About

Hi -- I'm a security researcher and Liverpool FC fan pretending to be a serious software executive. I am endlessly fascinated with the offensive and defensive side of information security, and have sort of spent my entire life in the software security/code security/appsec space!

I started Contrast Security with Jeff Williams. We make (well, they make, now) the best damn vulnerability analysis tool on the market. It works by monitoring the application at runtime and noticing dangerous patterns of execution, which turns out to be way more precise than just scanning the code. The technology and business are successful, having been valued at $1.2B in 2021. Forbes also wrote about this company because of my dad's interesting immigration story.

I left and started Pixee where I now make a GitHub App (@pixeebot) that hardens your code and remediates your vulnerabilities -- fixing the things discovered by the tools people like me make, "closing the loop" of software security. I'm very proud of our free tier -- you can install it today and start getting cool PRs immediately!

Open Source Stuff I Make

Codemodder - a framework for building expressive codemods in Java and Python, one of the core technologies underneath @pixeebot.

OWASP AntiSamy - a tool which cleanses HTML of malicious content while retaining the good markup bits. This is amazingly quite widely used, including the Alexa!

Java Security Toolkit - a small library which aims to offer many different security controls for common security use cases, focused on security (of course), developer UX and ease of integration.

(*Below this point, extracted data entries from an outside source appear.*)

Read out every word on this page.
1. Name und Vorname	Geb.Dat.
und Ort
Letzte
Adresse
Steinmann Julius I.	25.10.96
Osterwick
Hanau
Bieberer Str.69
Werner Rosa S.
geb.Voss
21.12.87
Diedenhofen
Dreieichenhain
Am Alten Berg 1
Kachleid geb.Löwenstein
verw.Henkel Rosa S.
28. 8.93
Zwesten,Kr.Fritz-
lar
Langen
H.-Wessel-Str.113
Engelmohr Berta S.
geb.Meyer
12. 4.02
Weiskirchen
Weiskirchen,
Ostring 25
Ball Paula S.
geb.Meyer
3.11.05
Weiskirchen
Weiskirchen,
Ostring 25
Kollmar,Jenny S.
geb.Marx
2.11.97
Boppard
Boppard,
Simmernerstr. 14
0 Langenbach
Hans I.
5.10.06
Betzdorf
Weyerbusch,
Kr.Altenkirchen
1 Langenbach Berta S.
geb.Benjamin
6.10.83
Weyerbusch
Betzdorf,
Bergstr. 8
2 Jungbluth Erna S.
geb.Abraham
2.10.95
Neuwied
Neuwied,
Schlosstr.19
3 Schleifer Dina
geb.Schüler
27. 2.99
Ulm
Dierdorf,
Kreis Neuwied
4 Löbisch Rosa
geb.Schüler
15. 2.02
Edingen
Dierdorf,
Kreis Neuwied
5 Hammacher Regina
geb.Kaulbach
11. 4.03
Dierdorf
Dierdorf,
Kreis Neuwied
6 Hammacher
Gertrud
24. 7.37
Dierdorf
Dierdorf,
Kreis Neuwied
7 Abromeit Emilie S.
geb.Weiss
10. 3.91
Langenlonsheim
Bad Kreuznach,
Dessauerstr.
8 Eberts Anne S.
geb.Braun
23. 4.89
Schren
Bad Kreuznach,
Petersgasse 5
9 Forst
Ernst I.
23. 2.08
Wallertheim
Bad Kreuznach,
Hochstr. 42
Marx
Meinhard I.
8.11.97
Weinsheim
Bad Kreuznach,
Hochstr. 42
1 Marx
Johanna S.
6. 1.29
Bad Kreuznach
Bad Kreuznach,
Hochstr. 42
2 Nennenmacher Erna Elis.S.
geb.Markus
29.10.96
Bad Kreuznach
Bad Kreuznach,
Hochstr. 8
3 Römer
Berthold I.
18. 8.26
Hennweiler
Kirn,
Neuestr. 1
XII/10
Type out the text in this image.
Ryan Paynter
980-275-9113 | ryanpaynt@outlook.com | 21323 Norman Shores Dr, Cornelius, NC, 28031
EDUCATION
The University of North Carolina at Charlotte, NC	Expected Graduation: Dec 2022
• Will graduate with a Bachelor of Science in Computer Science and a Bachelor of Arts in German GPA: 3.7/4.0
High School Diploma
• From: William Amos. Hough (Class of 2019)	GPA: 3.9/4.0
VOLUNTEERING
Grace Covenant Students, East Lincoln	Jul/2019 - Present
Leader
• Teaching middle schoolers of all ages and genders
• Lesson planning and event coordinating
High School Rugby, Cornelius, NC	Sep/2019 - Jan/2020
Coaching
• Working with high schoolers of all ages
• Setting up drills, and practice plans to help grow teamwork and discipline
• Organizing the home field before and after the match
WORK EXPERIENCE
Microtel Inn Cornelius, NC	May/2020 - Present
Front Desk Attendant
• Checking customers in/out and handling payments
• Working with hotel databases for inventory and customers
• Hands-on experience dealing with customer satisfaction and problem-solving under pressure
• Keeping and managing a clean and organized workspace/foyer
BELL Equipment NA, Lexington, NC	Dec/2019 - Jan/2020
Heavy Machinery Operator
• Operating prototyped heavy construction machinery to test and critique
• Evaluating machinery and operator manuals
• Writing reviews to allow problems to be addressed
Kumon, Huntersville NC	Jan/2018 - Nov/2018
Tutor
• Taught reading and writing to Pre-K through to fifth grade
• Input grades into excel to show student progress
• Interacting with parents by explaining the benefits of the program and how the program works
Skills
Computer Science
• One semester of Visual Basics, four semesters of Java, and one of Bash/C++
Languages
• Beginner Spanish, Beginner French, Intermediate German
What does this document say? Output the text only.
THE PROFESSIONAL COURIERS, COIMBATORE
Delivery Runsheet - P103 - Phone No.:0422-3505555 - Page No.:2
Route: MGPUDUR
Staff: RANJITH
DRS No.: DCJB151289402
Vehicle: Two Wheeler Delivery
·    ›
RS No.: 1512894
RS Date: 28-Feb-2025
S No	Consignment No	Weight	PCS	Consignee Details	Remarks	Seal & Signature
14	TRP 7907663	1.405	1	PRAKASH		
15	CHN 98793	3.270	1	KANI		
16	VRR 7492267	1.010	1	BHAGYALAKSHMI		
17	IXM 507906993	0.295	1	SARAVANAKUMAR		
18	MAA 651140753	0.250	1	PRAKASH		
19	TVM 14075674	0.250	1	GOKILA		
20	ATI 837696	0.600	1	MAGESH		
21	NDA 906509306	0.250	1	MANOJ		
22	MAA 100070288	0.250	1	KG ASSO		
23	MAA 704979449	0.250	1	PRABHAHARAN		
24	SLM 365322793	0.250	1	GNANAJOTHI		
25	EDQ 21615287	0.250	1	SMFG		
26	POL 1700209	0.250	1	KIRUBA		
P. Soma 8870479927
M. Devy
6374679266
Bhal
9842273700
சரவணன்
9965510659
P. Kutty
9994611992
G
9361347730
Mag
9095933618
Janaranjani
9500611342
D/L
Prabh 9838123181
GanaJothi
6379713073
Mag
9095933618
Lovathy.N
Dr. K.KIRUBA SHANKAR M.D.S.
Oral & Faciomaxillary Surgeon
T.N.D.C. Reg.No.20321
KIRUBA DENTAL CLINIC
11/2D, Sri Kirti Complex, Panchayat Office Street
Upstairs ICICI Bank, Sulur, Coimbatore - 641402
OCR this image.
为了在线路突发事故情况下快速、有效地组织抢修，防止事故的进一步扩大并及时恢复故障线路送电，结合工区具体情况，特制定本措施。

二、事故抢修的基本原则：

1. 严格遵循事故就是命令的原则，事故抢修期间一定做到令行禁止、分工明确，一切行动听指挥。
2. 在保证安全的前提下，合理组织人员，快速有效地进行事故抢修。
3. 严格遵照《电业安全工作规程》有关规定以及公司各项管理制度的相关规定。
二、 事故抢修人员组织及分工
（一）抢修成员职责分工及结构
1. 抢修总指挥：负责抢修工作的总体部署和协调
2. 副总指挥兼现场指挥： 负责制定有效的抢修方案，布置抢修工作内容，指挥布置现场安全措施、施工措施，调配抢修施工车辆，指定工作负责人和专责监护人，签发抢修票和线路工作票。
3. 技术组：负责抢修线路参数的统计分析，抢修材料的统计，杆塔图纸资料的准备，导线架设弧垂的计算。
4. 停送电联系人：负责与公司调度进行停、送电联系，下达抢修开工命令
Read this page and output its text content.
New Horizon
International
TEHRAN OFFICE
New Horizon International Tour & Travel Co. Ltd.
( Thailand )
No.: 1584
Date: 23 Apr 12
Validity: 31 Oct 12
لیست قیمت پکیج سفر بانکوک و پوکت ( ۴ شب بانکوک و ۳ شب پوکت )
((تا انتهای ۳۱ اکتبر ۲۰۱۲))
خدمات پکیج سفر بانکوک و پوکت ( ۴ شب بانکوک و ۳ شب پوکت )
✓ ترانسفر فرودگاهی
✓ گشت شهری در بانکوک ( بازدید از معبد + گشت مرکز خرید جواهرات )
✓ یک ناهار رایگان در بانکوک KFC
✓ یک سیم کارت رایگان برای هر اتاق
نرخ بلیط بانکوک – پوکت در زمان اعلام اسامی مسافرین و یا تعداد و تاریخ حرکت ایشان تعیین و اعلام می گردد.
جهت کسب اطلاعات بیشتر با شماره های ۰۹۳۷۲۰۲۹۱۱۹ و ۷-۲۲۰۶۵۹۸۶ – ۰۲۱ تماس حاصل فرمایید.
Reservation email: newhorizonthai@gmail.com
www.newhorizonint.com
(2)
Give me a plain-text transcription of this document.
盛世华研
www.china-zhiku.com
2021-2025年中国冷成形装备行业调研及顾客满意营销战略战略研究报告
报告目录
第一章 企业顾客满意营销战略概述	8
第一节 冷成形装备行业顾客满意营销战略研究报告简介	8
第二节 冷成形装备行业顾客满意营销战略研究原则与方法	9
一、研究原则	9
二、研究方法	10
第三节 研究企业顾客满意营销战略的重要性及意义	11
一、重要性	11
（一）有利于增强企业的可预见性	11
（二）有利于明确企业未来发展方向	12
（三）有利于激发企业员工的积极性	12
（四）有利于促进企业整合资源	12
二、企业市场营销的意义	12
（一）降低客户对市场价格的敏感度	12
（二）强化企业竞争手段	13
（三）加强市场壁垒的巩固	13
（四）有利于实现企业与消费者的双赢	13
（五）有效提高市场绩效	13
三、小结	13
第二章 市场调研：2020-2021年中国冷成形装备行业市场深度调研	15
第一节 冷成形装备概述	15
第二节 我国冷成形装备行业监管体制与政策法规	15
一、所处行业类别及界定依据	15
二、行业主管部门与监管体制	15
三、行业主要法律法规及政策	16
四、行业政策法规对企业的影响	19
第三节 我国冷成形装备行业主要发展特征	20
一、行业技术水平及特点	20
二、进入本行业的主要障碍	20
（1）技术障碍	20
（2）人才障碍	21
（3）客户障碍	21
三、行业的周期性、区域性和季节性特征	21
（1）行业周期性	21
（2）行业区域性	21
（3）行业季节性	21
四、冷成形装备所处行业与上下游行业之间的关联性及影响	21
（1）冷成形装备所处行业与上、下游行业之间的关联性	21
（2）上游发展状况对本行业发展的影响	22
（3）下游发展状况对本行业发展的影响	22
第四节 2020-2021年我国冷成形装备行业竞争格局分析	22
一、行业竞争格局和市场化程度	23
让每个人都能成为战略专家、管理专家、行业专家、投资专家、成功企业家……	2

JavaSnoop - an awesome but now-unmaintained tool for hacking Java thick clients using dynamic injection instrumentation. You could use it to "just jump into" an arbitrary Java process and start mucking around with lots of power tools. This one deserves a comeback some day, even if nobody uses Java thick clients anymore.

Talks

BlackHat - 2010 - JavaSnoop - a talk whereby I introduce JavaSnoop (discussed above) and get to share with the world my appreciation for Anna Faris.

BlueHat - 2018 - DEP For the App Layer - a discussion on porting the concepts of the memory protections we built into our compiler toolchain and operating systems to the application layer. These concepts were being productized as Contrast Security Protect. Point of pride: customers who used that product were invulnerable to log4shell!

OWASP AppSec - 2016 - How to Find the Next Great Deserialization CVE - my attempt to demystify the deserialization vulnerability discovery and exploitation process, walking through some CVEs I found.

OWASP AppSec - 2012 - Static Analysis of Java Class Files for Quickly and Accurately Detecting Web Language Encoding Methods - a presentation with Matt Paisner (one of my best interns ever!) on cheap, fast and wide heuristic detection of security controls in the Java ecosystem, with the purpose of adding them automatically to a security tool's knowledge base. This worked was productized into Contrast Assess and helped with accuracy of XSS detection quite a bit!

OWASP AppSec - 2008 - Next Gen Cross Site Scripting Worms - an exploration of building a maximally effective (i.e., remotely controlled, tamper-resistant, domain-jumping) stored XSS worm. Talk was structured along the the framework laid out by Jose Nazario's excellent analysis framework of network worms.

Misc

CVE-2016-0792 - an interesting deserialization RCE in Jenkins with an original gadget chain. It's a really "pretty" deserialization exploit, which is rare! Here is the metasploit module.

CVE-2009-2705 - two XSS filter bypasses involving null-byte injection and canonically decomposable UTF in CA SiteMinder.

Bypassing Web Authentication and Authorization with HTTP Verb Tampering - this is happily considered the seminal paper on this bug class, and showed how web frameworks configuration design was confusing developers and leading to creating dangerous and bypassable web security, including in many of their own examples and documentation.